I just realised, I created a real-time mobile phone screen system. PubNubs messaging system allows me to have theoretically… millions of devices.

Picking 5 devices out at random

After all the devices flash, I mention to Simon Cowell that I selected 5 devices at random. This was really, really, really cool.

When the device subscribes to the stream, it issues a UDID and publishes that to PubNub. This gives me a list of every single device. My server goes through the list, picks 5 at random and pushes them down the PubNub stream. If the local device UDID matches any of those 5 on the stream, the device changes state to ‘chosen’. We’re talking a few lines of code here to do something I would consider incredibly complicated without PubNub.

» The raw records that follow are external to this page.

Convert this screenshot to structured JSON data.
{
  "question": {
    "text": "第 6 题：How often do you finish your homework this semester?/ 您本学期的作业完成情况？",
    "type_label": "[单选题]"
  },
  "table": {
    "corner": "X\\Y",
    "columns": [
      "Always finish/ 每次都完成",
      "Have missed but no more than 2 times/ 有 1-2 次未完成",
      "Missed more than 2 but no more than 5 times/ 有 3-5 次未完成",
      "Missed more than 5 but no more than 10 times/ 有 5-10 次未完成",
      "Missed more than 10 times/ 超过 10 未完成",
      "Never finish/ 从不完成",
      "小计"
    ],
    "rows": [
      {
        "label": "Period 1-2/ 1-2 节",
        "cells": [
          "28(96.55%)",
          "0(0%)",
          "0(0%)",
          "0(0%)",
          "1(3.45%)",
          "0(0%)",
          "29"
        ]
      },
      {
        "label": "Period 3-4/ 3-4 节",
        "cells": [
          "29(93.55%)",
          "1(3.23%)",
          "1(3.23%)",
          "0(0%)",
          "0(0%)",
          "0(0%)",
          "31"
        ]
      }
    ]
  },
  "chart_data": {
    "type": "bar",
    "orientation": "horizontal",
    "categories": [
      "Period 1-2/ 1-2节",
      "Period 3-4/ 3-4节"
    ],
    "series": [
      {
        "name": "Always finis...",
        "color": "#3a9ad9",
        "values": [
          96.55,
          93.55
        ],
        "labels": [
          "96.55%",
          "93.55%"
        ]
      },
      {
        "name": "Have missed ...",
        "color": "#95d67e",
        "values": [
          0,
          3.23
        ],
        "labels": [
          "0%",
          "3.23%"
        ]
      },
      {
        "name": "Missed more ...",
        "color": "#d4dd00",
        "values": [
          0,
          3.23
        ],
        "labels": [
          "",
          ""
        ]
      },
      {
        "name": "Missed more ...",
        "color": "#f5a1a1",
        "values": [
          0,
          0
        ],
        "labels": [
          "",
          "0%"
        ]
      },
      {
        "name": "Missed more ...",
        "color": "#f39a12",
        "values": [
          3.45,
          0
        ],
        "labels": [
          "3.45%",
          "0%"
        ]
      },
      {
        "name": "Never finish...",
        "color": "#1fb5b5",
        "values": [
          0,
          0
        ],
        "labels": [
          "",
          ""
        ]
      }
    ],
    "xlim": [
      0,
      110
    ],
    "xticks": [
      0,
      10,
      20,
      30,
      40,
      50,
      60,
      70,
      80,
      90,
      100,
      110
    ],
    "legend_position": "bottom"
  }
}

How I did the number trick.

Well, that’s a story for another day. No, I didn’t use ‘TOXIC’.

  • Toxic is where you type a number into the iPhone calculator and enter in a random number (call it rN) press, Plus, 0, Times, Left Bracket, Cancel. The result is any number of numbers multiplied together will = rN. I didn’t do that.

I get asked how I did this on a daily basis, it was just some clever web app. I’m also shocked that when I perform this at keynote addresses, using it to open apps with pre-filled content or compose emails some people believe I actually have hacked them. You can get away with so much today if you understand the universal level of knowledge most people have for the technology they use.